For John G. Paton, it meant to live is Christ, and to die is gain. Paton who was a missionary to the South Sea Islands (where Fiji water comes from) was told, “You will be eaten by Cannibals!” Paton responded:
“Mr. Dickson, you are advanced in years now, and your own prospect is soon to be laid in the grave, there to be eaten by worms; I confess to you, that if I can but live and die serving and honoring the Lord Jesus, it will make no difference to me whether I am eaten by Cannibals or by worms; and in the Great Day my Resurrection body will rise as fair as yours in the likeness of our risen Redeemer.”

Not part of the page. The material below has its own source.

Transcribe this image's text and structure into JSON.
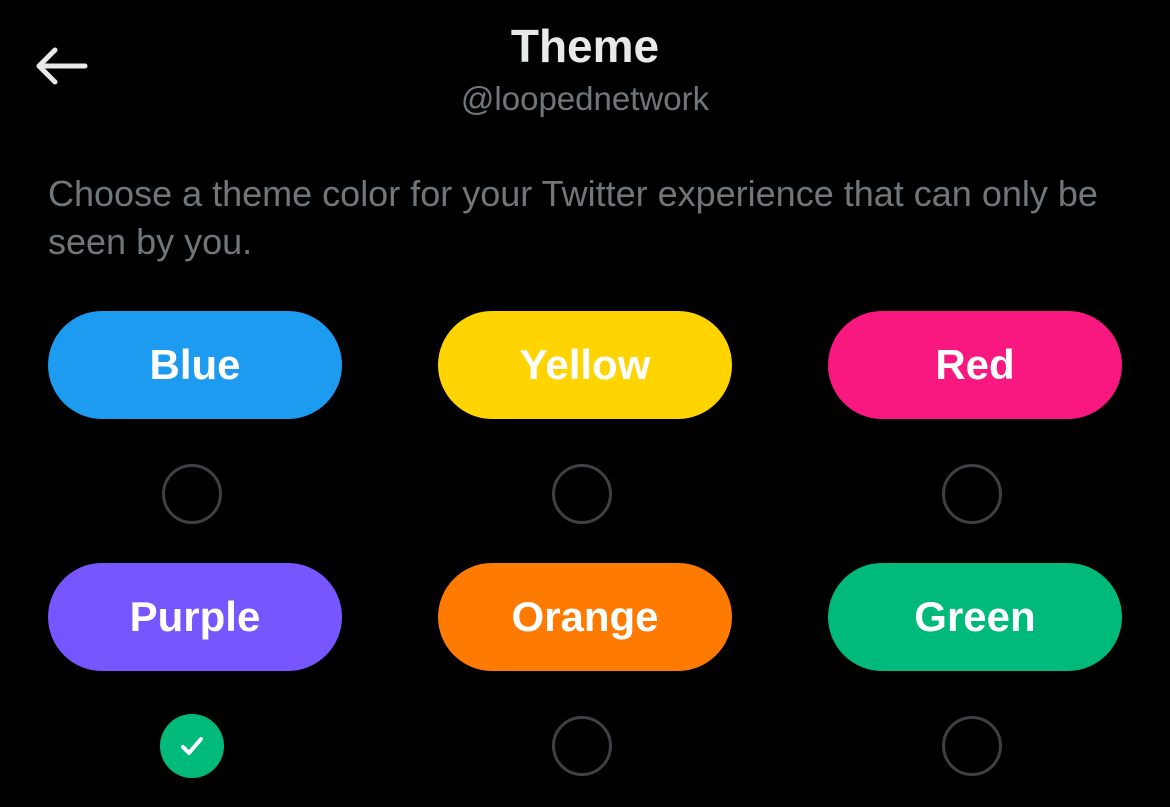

We must know, as Paul did, that “There is a greater day coming, a greater reward coming, a greater life coming, and the purpose of life while we are alive is to walk in a manner worthy of the gospel, which hold the promise of life everlasting.” We will be more alive than we are now! We shall have life and peace beyond what we can imagine. We shall be at perfect peace with God and see Jesus!
Death is “far better” for us too!
Paul encouraged the Philippians (and us!) to live a life worthy of the gospel and in verses 18b-26 he gives us an inward look of how he hopes to live a worthy life: treasure Christ. Christ was Paul’s controlling core. Paul loved Christ and so he lived for Christ.
God is calling us to also love Christ with all we are and live for Him with all we have.
So, what do you live for? What motivating, explosive force, is at the core of your life? What propels you to do what you do?
And notice, if we get it wrong here, we will carry out all sorts of destructive actions.
What is at your core?
Can you say your life is motivated by the majesty of Christ? Can you truly say, “To live is Christ, to die is gain”?
A few questions
1. Paul said, “To live is Christ, and to die is gain.” What do you think about that? Should you be able to say that as well?
2. What’s at the motivational core of your life?
3. How will you stay on track through the temptations and struggles of life?
4. Do you currently feel purpose in living for Jesus Christ?
5. How was Paul impacted by having Christ at his motivational core? How would you be impacted with Christ at the motivational core of your life?
6. What about Christ is so majestic and beautiful and awesome that makes Him worthy of first place in your heart and life?
7. How will you keep Christ at the motivational core of you life with all the other things that fight for that place?
8. Read 2 Corinthians 5:1-10, 14-15 and pray that you would be motivated to live for Christ because of the majesty of Christ.
 This is very hard for us to understand in our current society and situation. It “can only strike us as strange in the modern church if we have allowed the comforts of our present physical existence to usurp the place of Christ in our lives as our chief priority” (Frank Thielman, Philippians: The NIV Application Commentary, 83.
 Carson in Basics for Believers, 30.
 “In the context, ‘to live is Christ’ surely means that for Paul to keep on living here means ministry, Christ-centered ministry, Christ-empowered ministry, Christ’s presence in his ministry” (Carson, Basics for Believers, 29).
 Matt Chandler, To Live Is Christ, To Die Is Gain, 36.
 As quoted by Carson in Basics for Believers, 31.
 Matt Chandler, To Live Is Christ, To Die Is Gain, 37.
 I concur with what C.S. Lewis says in The Last Battle,
“We can most truly say that they all lived happily ever after. But for them it was only the beginning of the real story. All their life in this world and all their adventures in Narnia had only been the cover and the title page: now at last they were beginning Chapter One of the Great Story which no one on earth has read: which goes on forever: in which every chapter is better than the one before” (C.S. Lewis, The Last Battle (New York: NY: Harper Collins, 2002), 228).
I believe we, upon arrival to the new Eden, will exclaim with Lewis’ Unicorn: “I have come home at last! This is my real country! I belong here. This is the land I have been looking for all my life, though I never knew it to now. The reason why we loved the old Narnia [“old creation”] is that it sometimes looked a little like this” (Ibid., 213).